Text mining is a real boon given the flood of texts and text data that is created every day. It would exceed any human capacity to read, keyword or sort terabytes of text data according to other criteria. In this article, we look at the basics of this method and show possible applications of text mining.
Application of Text Mining in Recent History - Analysis of the Panama Papers
An example from recent history illustrates the purpose of text mining: the Panama–Papers. The largest data leak in history consisted of 2.6 terabytes or 11.5 million files. Which persons or organisations are involved and in which context are they named? What would have been an extremely time-consuming undertaking for humans could be solved in a time-effective manner with the help of graph databases and the corresponding connections of the data leak could be found and presented.
Dark data - unused data holds great potential for companies
Unused data stored in large quantities in companies is also referred to as "dark data". The market research company Gartner estimates that 80 per cent of companies will not succeed by 2021 in establishing regulations for the secure and productive handling of this growing amount of Data to establish.

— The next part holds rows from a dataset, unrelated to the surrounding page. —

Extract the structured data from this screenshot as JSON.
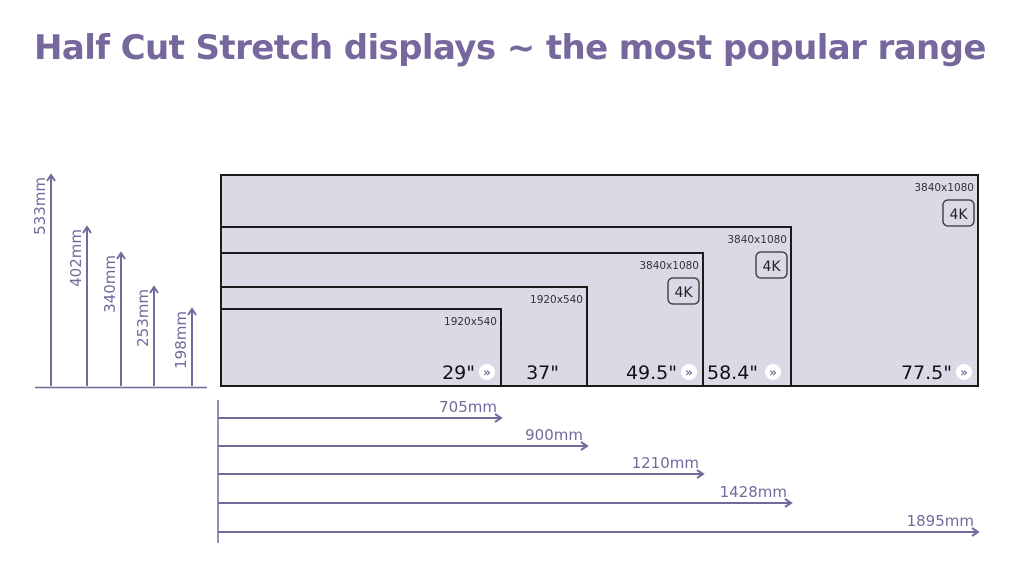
{
  "title": "Half Cut Stretch displays ~ the most popular range",
  "colors": {
    "accent": "#76689c",
    "panel_fill": "#dcd8e6",
    "outline": "#1a1a1a",
    "arrow": "#76689c"
  },
  "displays": [
    {
      "size": "29\"",
      "resolution": "1920x540",
      "badge": "",
      "more_icon": true,
      "width_mm": "705mm",
      "height_mm": "198mm"
    },
    {
      "size": "37\"",
      "resolution": "1920x540",
      "badge": "",
      "more_icon": false,
      "width_mm": "900mm",
      "height_mm": "253mm"
    },
    {
      "size": "49.5\"",
      "resolution": "3840x1080",
      "badge": "4K",
      "more_icon": true,
      "width_mm": "1210mm",
      "height_mm": "340mm"
    },
    {
      "size": "58.4\"",
      "resolution": "3840x1080",
      "badge": "4K",
      "more_icon": true,
      "width_mm": "1428mm",
      "height_mm": "402mm"
    },
    {
      "size": "77.5\"",
      "resolution": "3840x1080",
      "badge": "4K",
      "more_icon": true,
      "width_mm": "1895mm",
      "height_mm": "533mm"
    }
  ]
}
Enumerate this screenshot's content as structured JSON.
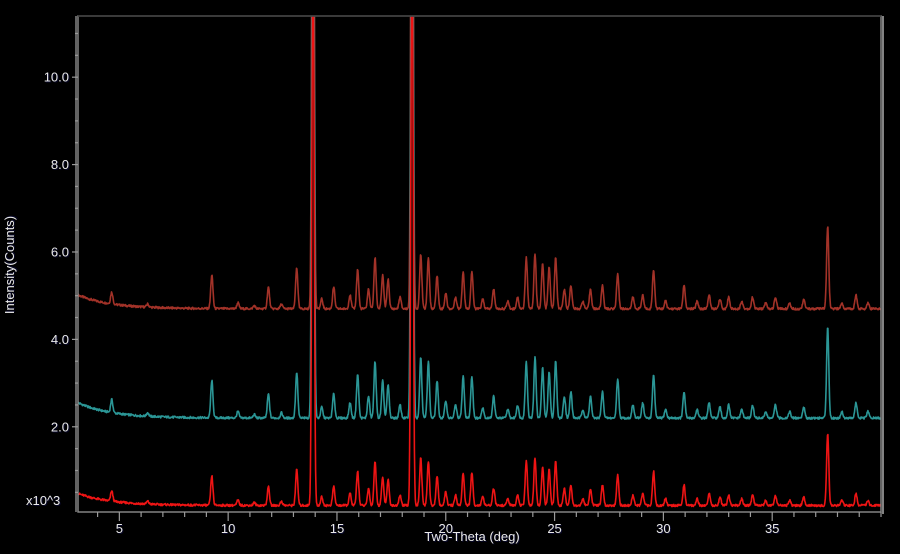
{
  "window": {
    "background_color": "#000000",
    "frame_color": "#8c8c8c",
    "frame_highlight_color": "#d9d9d9",
    "frame_shadow_color": "#3a3a3a",
    "tick_color": "#9a9a9a",
    "label_color": "#e9e9e9"
  },
  "chart_data": {
    "type": "line",
    "title": "",
    "xlabel": "Two-Theta (deg)",
    "ylabel": "Intensity(Counts)",
    "y_unit_multiplier": "x10^3",
    "xlim": [
      3.1,
      40.0
    ],
    "ylim": [
      0.05,
      11.4
    ],
    "x_major_ticks": [
      5,
      10,
      15,
      20,
      25,
      30,
      35
    ],
    "x_tick_labels": [
      "5",
      "10",
      "15",
      "20",
      "25",
      "30",
      "35"
    ],
    "x_minor_step": 1,
    "y_major_ticks": [
      2,
      4,
      6,
      8,
      10
    ],
    "y_tick_labels": [
      "2.0",
      "4.0",
      "6.0",
      "8.0",
      "10.0"
    ],
    "y_minor_step": 0.5,
    "grid": false,
    "legend": null,
    "description": "Three stacked powder X-ray diffraction patterns of the same phase, vertically offset; intensities in 10^3 counts; strongest reflections at 13.9 and 18.45 degrees are clipped at the top of the plot.",
    "peaks": [
      [
        4.65,
        0.3
      ],
      [
        6.3,
        0.08
      ],
      [
        9.25,
        0.85
      ],
      [
        10.45,
        0.15
      ],
      [
        11.2,
        0.08
      ],
      [
        11.85,
        0.55
      ],
      [
        12.45,
        0.12
      ],
      [
        13.15,
        1.05
      ],
      [
        13.9,
        18.0
      ],
      [
        14.3,
        0.25
      ],
      [
        14.85,
        0.55
      ],
      [
        15.6,
        0.35
      ],
      [
        15.95,
        1.0
      ],
      [
        16.45,
        0.5
      ],
      [
        16.75,
        1.3
      ],
      [
        17.1,
        0.85
      ],
      [
        17.35,
        0.75
      ],
      [
        17.9,
        0.3
      ],
      [
        18.45,
        18.5
      ],
      [
        18.85,
        1.4
      ],
      [
        19.2,
        1.3
      ],
      [
        19.6,
        0.85
      ],
      [
        20.0,
        0.4
      ],
      [
        20.45,
        0.3
      ],
      [
        20.8,
        0.95
      ],
      [
        21.2,
        0.95
      ],
      [
        21.7,
        0.25
      ],
      [
        22.2,
        0.5
      ],
      [
        22.85,
        0.2
      ],
      [
        23.3,
        0.3
      ],
      [
        23.7,
        1.3
      ],
      [
        24.1,
        1.4
      ],
      [
        24.45,
        1.15
      ],
      [
        24.75,
        1.05
      ],
      [
        25.05,
        1.3
      ],
      [
        25.45,
        0.5
      ],
      [
        25.75,
        0.6
      ],
      [
        26.3,
        0.2
      ],
      [
        26.65,
        0.5
      ],
      [
        27.2,
        0.6
      ],
      [
        27.9,
        0.9
      ],
      [
        28.6,
        0.3
      ],
      [
        29.05,
        0.35
      ],
      [
        29.55,
        1.0
      ],
      [
        30.1,
        0.2
      ],
      [
        30.95,
        0.6
      ],
      [
        31.55,
        0.2
      ],
      [
        32.1,
        0.35
      ],
      [
        32.6,
        0.25
      ],
      [
        33.0,
        0.3
      ],
      [
        33.6,
        0.2
      ],
      [
        34.1,
        0.3
      ],
      [
        34.7,
        0.15
      ],
      [
        35.15,
        0.3
      ],
      [
        35.8,
        0.15
      ],
      [
        36.45,
        0.25
      ],
      [
        37.55,
        2.1
      ],
      [
        38.2,
        0.15
      ],
      [
        38.85,
        0.35
      ],
      [
        39.4,
        0.15
      ]
    ],
    "series": [
      {
        "name": "top-pattern",
        "color": "#a23228",
        "offset": 4.7,
        "scale": 0.9
      },
      {
        "name": "middle-pattern",
        "color": "#2b9696",
        "offset": 2.2,
        "scale": 1.0
      },
      {
        "name": "bottom-pattern",
        "color": "#ee1414",
        "offset": 0.2,
        "scale": 0.78
      }
    ],
    "background_decay": {
      "amplitude": 0.35,
      "tau": 1.5
    },
    "noise_amplitude": 0.025,
    "peak_sigma": 0.05
  }
}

Text data mining is one of the most promising approaches for extracting information from unused, unstructured data. meaningful and significant Information crystallise.
Definition: What is Text Mining?
Text mining is - similar to the term Data mining - a collective term. Accordingly, it covers a whole range of different Algorithm-based analysis methods. Text data mining can be understood as a special form of data mining in that, as in this case, it is a matter of creating a Added value to generate.
Also extracting Procedures that search for specific information from a large volume of text data (Big Data), can be understood as a special form of text mining. In addition, there are procedures that are similar to those used in big data analyses. Here, a large amount of text data is not searched for specific information, but for structural similarities or patterns. In this way, texts can be sorted according to criteria such as tone, theme, function or other features and conspicuousness. The Goals of text mining are:
- The Extraction of implicit knowledge from large amounts of text data
- Making visible Patterns and Relationships of information represented in texts
- The Evaluation of text data that cannot be read by humans due to the size alone
Reading tip: What makes a successful data science project? For many years we have been relying on the "Data compass".
What text mining methods are there?
In principle, text mining methods can be divided into two categories: linguistic methods on the one hand (Natural Language Processing) and statistical methods on the other hand. Since text data or texts form the basis of text data mining, linguistic methods also dominate the analysis methods. Data that are analysed using text mining methods fall into the data category of unstructured or semi-structured data. Linguistic language analyses, for example, for the Categorisation of data according to certain semantic characteristics, provide an important starting point for structuring this (semi-)structured data (Clustering).
Application examples for text mining
Text mining can be found everywhere in the working world where texts serve as a central basis for work. In areas such as the
- Tax advice,
- Insurance industry or
- in the legal environment
texts in the form of receipts, delivery notes, invoices, emails, contracts or legal texts play a central role. Text mining solutions can provide the solution for very specific Questions be. For example, the machine verification of documents for accuracy and consistency can be used in audits or as part of stocktaking.
However, text mining can also be part of a broader solution approach. For example virtual Assistants take over a series of research tasks - such as the AI bot ROSS. Among other things, it is able to search text archives for specific legal texts or precedents.
Description: Text mining can be part of an overall solution - as in this case of an intelligent assistant called "ROSS".
Further application possibilities are also emerging in connection with the increasing number of networked products (Internet of Things). These offer Automation options on or can Recommendations for action on displays. For one of our customers, we analysed cooking recipes to identify recurring operations that a kitchen appliance can recognise and execute automatically. To do this, the recipe text data was analysed according to the Preparation and the Definition of the search criteria with text data mining for repetitive Patterns searches. For complex questions like this, several text mining methods can be used:
- Classification procedure
- Segmentation procedure
- Dependency analyses
Language and texts form the basis of our communication
Text mining is such an important field, among other things, because texts are one of the most important foundations of our Communication and thus our Economy form at all. Furthermore, journalism, scientific fields of application such as opinion research and questions in the social and economic sciences benefit enormously from this.
Thanks to text data mining, texts and the information they contain can be analysed to an extent that could never be guaranteed with conventional means and skills alone. Accordingly, the strengths of text mining are particularly noticeable wherever the amount of text to be handled exceeds the limits of human performance.